Posted: August 4, 2011

watering fall seeedlings

image via gardenguides.com

 

Weed, water, harvest, eat! That’s what we do in August. And start the fall garden.

The Mountain Gardener is a newsletter put out by the Buncombe County Master Gardeners program, part of NC Extension. Each month they include a list of garden chores specific to western NC, as well as a calendar of events, class information, and planting tips.
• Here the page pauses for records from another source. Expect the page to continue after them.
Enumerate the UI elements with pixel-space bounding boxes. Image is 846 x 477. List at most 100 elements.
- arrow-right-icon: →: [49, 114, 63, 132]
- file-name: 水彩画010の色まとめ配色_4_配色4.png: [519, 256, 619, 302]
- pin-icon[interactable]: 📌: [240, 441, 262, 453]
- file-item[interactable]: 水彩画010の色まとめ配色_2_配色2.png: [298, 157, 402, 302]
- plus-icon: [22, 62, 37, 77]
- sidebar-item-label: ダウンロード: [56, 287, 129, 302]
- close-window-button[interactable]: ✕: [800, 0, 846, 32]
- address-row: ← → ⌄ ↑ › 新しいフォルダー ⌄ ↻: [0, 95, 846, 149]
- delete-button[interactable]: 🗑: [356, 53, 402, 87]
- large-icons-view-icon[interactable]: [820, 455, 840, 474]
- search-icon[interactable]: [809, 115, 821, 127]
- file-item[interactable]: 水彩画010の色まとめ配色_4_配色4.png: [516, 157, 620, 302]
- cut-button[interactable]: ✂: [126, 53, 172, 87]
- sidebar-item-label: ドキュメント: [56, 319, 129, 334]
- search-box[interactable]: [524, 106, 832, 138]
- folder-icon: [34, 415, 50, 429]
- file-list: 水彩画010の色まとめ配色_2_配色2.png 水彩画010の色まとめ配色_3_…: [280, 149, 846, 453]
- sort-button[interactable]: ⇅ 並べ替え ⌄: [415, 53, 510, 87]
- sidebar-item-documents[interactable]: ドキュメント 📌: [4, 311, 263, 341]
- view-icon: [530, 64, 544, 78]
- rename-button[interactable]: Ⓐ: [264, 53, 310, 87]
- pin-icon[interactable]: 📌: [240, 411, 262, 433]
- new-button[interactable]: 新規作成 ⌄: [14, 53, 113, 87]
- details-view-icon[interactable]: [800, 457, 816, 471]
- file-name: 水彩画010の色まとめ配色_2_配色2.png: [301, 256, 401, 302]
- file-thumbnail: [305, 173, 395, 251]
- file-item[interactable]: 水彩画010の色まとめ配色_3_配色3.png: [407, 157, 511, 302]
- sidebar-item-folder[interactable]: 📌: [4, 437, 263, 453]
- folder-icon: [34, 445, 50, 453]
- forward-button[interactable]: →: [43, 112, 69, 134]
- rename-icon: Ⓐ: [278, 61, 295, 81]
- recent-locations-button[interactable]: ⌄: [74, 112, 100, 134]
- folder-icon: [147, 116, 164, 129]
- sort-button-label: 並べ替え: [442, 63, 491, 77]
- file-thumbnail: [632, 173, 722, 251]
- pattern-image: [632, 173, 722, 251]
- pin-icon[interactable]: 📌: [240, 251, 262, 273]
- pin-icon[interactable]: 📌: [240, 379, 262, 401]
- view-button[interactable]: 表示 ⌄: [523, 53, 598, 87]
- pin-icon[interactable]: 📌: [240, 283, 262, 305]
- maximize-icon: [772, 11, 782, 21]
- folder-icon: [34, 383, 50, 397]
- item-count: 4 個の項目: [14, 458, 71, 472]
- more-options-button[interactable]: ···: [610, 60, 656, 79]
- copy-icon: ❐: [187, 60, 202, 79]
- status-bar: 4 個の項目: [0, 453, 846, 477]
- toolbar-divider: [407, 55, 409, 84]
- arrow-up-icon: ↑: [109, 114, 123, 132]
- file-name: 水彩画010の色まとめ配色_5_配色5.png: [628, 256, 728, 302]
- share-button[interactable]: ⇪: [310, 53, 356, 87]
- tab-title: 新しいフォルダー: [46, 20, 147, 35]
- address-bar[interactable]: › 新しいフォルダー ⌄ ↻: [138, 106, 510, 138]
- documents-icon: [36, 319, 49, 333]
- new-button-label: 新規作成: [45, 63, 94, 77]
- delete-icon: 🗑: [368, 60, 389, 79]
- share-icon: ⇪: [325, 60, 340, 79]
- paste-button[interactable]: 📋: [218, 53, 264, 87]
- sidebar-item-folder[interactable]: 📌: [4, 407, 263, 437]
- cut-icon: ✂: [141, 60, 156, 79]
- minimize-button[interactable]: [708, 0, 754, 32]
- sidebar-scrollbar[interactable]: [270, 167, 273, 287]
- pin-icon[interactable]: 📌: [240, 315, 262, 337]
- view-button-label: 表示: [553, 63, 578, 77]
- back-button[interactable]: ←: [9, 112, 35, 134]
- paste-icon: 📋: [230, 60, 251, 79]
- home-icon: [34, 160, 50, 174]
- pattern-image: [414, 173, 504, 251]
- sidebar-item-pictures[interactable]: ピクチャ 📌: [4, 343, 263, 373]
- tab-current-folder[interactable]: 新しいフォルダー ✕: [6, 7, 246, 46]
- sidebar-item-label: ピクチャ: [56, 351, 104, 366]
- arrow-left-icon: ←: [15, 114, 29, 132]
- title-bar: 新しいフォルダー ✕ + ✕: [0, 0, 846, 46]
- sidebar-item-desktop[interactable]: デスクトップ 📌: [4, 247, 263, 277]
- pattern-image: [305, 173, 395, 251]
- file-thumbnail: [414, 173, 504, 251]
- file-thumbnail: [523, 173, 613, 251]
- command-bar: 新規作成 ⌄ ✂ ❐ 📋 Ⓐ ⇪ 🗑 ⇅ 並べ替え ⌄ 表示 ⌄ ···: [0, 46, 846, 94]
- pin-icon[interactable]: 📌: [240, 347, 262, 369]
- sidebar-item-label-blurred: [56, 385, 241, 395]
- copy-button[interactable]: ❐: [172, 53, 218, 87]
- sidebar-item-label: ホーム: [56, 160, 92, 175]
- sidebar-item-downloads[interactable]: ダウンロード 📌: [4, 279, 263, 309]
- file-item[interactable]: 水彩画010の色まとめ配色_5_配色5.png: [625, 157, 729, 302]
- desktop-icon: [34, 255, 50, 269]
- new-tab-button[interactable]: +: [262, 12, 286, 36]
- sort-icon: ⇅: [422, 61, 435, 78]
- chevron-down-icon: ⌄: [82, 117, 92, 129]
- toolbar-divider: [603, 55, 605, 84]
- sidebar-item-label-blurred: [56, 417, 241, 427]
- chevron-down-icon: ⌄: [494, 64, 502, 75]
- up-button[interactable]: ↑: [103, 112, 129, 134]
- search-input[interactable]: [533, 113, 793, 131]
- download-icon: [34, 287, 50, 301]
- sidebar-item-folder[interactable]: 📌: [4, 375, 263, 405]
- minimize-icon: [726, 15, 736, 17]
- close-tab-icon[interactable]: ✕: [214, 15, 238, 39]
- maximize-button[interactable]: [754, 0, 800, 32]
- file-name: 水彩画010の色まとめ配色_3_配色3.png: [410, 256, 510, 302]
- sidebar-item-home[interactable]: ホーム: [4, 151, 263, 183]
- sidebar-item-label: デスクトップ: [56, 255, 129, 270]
Here is the slightly adapted list of chores for August:

Lawns

• As soon as the rain gets your grass growing again, remember to maintain the 3 inch mowing height.

Ornamentals

• This is not a good time for general pruning of shrubs. Restrict trimming to removing a few stray shoots.
• Do not apply nitrogen fertilizer (manure, straw, sawdust) to shrubs.
• Some plants will bloom until frost if you keep the spent flowers removed. Deadhead butterfly bush, purple coneflowers, phlox, and roses.
• If you still have hemlock trees in the landscape, check them for signs of hemlock woolly adelgid infestations. Fall is an excellent time to spray with insecticidal soap (here’s a recipe to make it yourself) or vegetable based horticultural oil.
• To keep those beautiful container gardens going, feed them with worm castings or granulated organic fertilizer.
Don’t be afraid to trim plants back if they have gotten leggy.

Fruits

• Early apples will be appearing at the Farmers’ Markets. Look for varieties like Gala, Jonagold, Paulared and Granny Smith.
• Black rot has been a problem on grapes this year. There are no sure fire ways to treat this organically.
• Prune blackberries and raspberries after harvest.

 

basil

Genovese Basil

Vegetables

• In the heat of August it may be difficult to think about fall crops. But this is the time to start setting out transplants for cabbage and broccoli and planting seeds for spinach and other leafy greens.
• The biggest challenges with fall vegetables are insect control and watering in August and September.
Regular applications of B.t. (Bacillus thuringiensis) will prevent the caterpillars from devouring everything in the cabbage family
• Practice good sanitation. Remove spent plants from the garden as soon as harvest is complete. Also remove diseased plants as soon as possible and don’t put them in the compost heap.
• Harvest basil when the plants begin to flower. Cut stems back to a set of lower leaves to get a flush of new growth.

Other

• Remember that surplus produce can be donated to the Plant A Row For The Hungry collection. Fresh fruits and vegetables, in good condition are always welcome. Deliver to MANNA Food Bank at 627 Swannanoa River Road, M-F, 8:00—3:30.